Marisa Leticia Rocco, wife of the former Brazilian president, Luiz Inacio "Lula" da Silva, died on Thursday in the city of Sao Paulo from an aneurysm, said the Workers' Party lawmaker Benedita da Silva.

RELATED: Lula Targeted Once Again in Petrobras Corruption Scandal

Rocco, 66, was taken on to the emergency room at Sao Paulo’s Hospital Sirio Libanes on Jan. 24 due to a stroke,  but her health quickly deteriorated. She was in an induced coma and her doctors described her condition Wednesday as "irreversible."

"I want to announce the death of the wife of former President Luiz Inacio Lula da Silva, who has authorized us to do so, and ask for a moment of silence on behalf of who was the first lady of Brazil," said the Workers' Party, or PT, lawmaker Benedita da Silva in Brazil's lower house of Congress.

Rocco was Brazil’s first lady between 2003 and 2011, and was accused several times without proof of allegedly accepting, along with Lula, bribes from construction giant Odebrecht, one of the companies implicated in the corruption scandal centered on state-run oil company Petrobras. 

Lula published on his Facebook page a message thanking "all the expressions of affection and solidarity received in the last 10 days for her recovery."

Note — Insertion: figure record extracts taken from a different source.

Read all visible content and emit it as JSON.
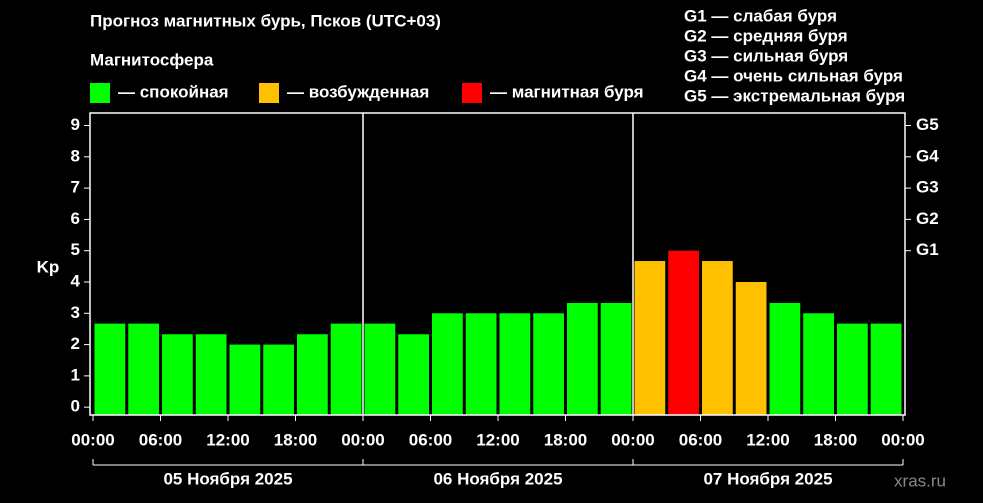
{
  "chart_data": {
    "type": "bar",
    "title": "Прогноз магнитных бурь, Псков (UTC+03)",
    "subtitle": "Магнитосфера",
    "legend": [
      {
        "name": "— спокойная",
        "color": "#00ff00"
      },
      {
        "name": "— возбужденная",
        "color": "#ffc000"
      },
      {
        "name": "— магнитная буря",
        "color": "#ff0000"
      }
    ],
    "scale_notes": [
      "G1 — слабая буря",
      "G2 — средняя буря",
      "G3 — сильная буря",
      "G4 — очень сильная буря",
      "G5 — экстремальная буря"
    ],
    "y_label": "Kp",
    "watermark": "xras.ru",
    "x": [
      1.5,
      4.5,
      7.5,
      10.5,
      13.5,
      16.5,
      19.5,
      22.5,
      25.5,
      28.5,
      31.5,
      34.5,
      37.5,
      40.5,
      43.5,
      46.5,
      49.5,
      52.5,
      55.5,
      58.5,
      61.5,
      64.5,
      67.5,
      70.5
    ],
    "values": [
      2.67,
      2.67,
      2.33,
      2.33,
      2,
      2,
      2.33,
      2.67,
      2.67,
      2.33,
      3,
      3,
      3,
      3,
      3.33,
      3.33,
      4.67,
      5,
      4.67,
      4,
      3.33,
      3,
      2.67,
      2.67
    ],
    "colors": [
      "#00ff00",
      "#00ff00",
      "#00ff00",
      "#00ff00",
      "#00ff00",
      "#00ff00",
      "#00ff00",
      "#00ff00",
      "#00ff00",
      "#00ff00",
      "#00ff00",
      "#00ff00",
      "#00ff00",
      "#00ff00",
      "#00ff00",
      "#00ff00",
      "#ffc000",
      "#ff0000",
      "#ffc000",
      "#ffc000",
      "#00ff00",
      "#00ff00",
      "#00ff00",
      "#00ff00"
    ],
    "xlim": [
      0,
      72
    ],
    "xticks": [
      {
        "value": 0,
        "label": "00:00"
      },
      {
        "value": 6,
        "label": "06:00"
      },
      {
        "value": 12,
        "label": "12:00"
      },
      {
        "value": 18,
        "label": "18:00"
      },
      {
        "value": 24,
        "label": "00:00"
      },
      {
        "value": 30,
        "label": "06:00"
      },
      {
        "value": 36,
        "label": "12:00"
      },
      {
        "value": 42,
        "label": "18:00"
      },
      {
        "value": 48,
        "label": "00:00"
      },
      {
        "value": 54,
        "label": "06:00"
      },
      {
        "value": 60,
        "label": "12:00"
      },
      {
        "value": 66,
        "label": "18:00"
      },
      {
        "value": 72,
        "label": "00:00"
      }
    ],
    "day_separators": [
      24,
      48
    ],
    "days": [
      {
        "label": "05 Ноября 2025",
        "start": 0,
        "end": 24
      },
      {
        "label": "06 Ноября 2025",
        "start": 24,
        "end": 48
      },
      {
        "label": "07 Ноября 2025",
        "start": 48,
        "end": 72
      }
    ],
    "ylim": [
      -0.25,
      9.4
    ],
    "yticks": [
      0,
      1,
      2,
      3,
      4,
      5,
      6,
      7,
      8,
      9
    ],
    "y2ticks": [
      {
        "value": 5,
        "label": "G1"
      },
      {
        "value": 6,
        "label": "G2"
      },
      {
        "value": 7,
        "label": "G3"
      },
      {
        "value": 8,
        "label": "G4"
      },
      {
        "value": 9,
        "label": "G5"
      }
    ]
  }
}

Rocco had four children, three of them with Lula, and was his second wife. They married in 1973 when they were both widows, and she participated in the founding of the Workers' Party in 1980.

"The family authorized the preparatory procedures for organ donation," Lula had written on his Facebook page nearly an hour before news of his wife's death was released. 

Lula, despite being continuously accused of corruption, has suggested more than once that he may be a candidate in Brazil’s 2018 presidential election.